Comme tous les dix ans, les photos-souvenirs sont ressorties. Dans l’édition et les médias, les anciens acteurs évoquent leurs souvenirs à travers des essais, des mémoires ou de grands albums illustrés : « la » génération, emmenée par Henri Weber, Alain Geismar, Daniel Cohn-Bendit…, fait à nouveau sa grande tournée – la tournée des adieux ?

Arrêtons ici l’ironie facile : les vétérans sont de sortie sous les applaudissements (fatigués) du public mais l’anniversaire des quarante ans de Mai 68 se déroule dans une atmosphère bien différente des précédentes commémorations.
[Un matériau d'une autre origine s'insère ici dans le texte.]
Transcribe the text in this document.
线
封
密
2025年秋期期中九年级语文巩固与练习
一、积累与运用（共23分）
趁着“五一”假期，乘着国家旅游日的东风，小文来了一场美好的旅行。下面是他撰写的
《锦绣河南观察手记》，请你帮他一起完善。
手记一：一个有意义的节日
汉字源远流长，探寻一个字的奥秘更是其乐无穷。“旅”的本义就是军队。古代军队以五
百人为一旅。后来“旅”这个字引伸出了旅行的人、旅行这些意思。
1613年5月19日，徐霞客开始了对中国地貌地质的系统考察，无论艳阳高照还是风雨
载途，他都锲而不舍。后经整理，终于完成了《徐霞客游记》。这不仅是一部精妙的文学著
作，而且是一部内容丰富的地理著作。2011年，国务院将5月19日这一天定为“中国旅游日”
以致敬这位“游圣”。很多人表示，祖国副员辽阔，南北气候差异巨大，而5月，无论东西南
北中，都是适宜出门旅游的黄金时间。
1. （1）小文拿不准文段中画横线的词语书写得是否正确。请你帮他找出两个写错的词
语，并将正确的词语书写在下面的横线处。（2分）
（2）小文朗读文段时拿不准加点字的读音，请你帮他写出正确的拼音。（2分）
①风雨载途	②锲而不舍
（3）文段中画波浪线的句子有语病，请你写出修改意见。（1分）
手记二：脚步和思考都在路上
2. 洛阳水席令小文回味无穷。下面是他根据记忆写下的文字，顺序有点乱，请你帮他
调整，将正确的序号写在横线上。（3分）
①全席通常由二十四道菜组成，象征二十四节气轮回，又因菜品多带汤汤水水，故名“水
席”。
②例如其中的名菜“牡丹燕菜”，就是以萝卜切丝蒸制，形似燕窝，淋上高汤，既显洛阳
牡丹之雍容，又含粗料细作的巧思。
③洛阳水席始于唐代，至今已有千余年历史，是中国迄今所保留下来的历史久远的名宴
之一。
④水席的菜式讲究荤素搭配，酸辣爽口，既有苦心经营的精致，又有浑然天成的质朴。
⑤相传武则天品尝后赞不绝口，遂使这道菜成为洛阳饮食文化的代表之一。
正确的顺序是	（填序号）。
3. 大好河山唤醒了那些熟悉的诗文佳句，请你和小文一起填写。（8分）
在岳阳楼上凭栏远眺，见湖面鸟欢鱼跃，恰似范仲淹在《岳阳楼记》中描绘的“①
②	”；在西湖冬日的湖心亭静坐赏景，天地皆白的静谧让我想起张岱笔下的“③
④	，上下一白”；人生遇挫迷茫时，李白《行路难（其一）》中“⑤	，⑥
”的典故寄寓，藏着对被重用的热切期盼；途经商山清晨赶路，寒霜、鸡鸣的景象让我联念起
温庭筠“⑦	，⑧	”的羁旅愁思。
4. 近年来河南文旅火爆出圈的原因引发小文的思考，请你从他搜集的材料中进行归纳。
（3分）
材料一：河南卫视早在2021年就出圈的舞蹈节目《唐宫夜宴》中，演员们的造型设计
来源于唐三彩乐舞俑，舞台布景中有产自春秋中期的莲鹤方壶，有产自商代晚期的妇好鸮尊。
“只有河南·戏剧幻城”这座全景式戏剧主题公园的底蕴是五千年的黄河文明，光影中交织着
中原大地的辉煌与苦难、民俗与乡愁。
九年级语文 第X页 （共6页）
La critique d’une génération complaisante comme nulle autre dans l’autocélébration et accaparant les médias court depuis 1988 et s’est quelque peu usée. Comme en témoignent les articles réunis ici, Mai 68 fait désormais l’objet d’une approche plus large, moins uniforme, distanciée1. D’autres témoins, qui ne s’étaient pas exprimés, complètent et nuancent le tableau2. Une autre génération, qui a tout de même 40ans, regarde les faits sans prendre Mai 68 « comme un bloc », reprend froidement les analyses, commence à trier ses fiches dans des boîtes d’archives. Mais s’interroger sur notre rapport à 68, c’est aussi nécessairement se demander comment reprendre le fil d’un dialogue entre la philosophie et les sciences humaines, quel statut accorder aux utopies collectives et à la mémoire de la culture révolutionnaire française, comment comprendre les impasses de la culture politique française après la fin du compromis gaullo-communiste.

Mai 68 est terminé

Comment caractériser notre rapport actuel à cette période ? Reprenons le fil de ces commémorations décennales qui rythment notre rapport mémoriel au « joli mois de Mai ». En 1978, le « programme commun » est à l’ordre du jour à gauche, la critique du marxisme est étouffée pour des raisons d’alliances électorales et l’effervescence de 68 est toujours jugée sévèrement par les tenants de l’organisation de la classe ouvrière sous la férule du parti communiste, comme en témoigne encore ce point d’orgue de la critique communiste de 68 que constitue la Modeste contribution aux discours et cérémonies officielles du dixième anniversaire de Régis Debray3. En 1988, la gauche au pouvoir mais contrainte à la cohabitation est en plein désarroi, accusée de tous les reniements. Les soixante-huitards installés dans les médias deviennent les emblèmes d’une gauche ralliée au marché et au cynisme du pouvoir, cibles d’une critique parfois disproportionnée que la chronique collective d’Hervé Hamon et Patrick Rotman, Génération4, alimente maladroitement, à son corps défendant. Cet anniversaire s’inscrit plus largement dans la querelle de l’antihumanisme relancée par le pamphlet « philosophique » d’Alain Renaut et Luc Ferry, la Pensée685. En 1998, les suites du conflit autour de la réforme de la sécurité sociale de 1995 se font encore sentir : tandis que l’extrême gauche promet de nouveaux printemps, le thème du conflit des générations se déplace. Il se réorganise en effet autour du refus de la solidarité qui caractériserait la génération des baby-boomers peu soucieuse de laisser un héritage après elle, ne serait-ce que celui des mécanismes de l’État-providence dont elle aura amplement profité6. Le thème du generation gap se reformule ainsi à l’envers : ce n’est plus la jeune génération qui rejetterait les vénérables références anciennes, mais les générations adultes qui auraient renoncé à transmettre ou qui auraient rendu l’héritage impossible après elle7.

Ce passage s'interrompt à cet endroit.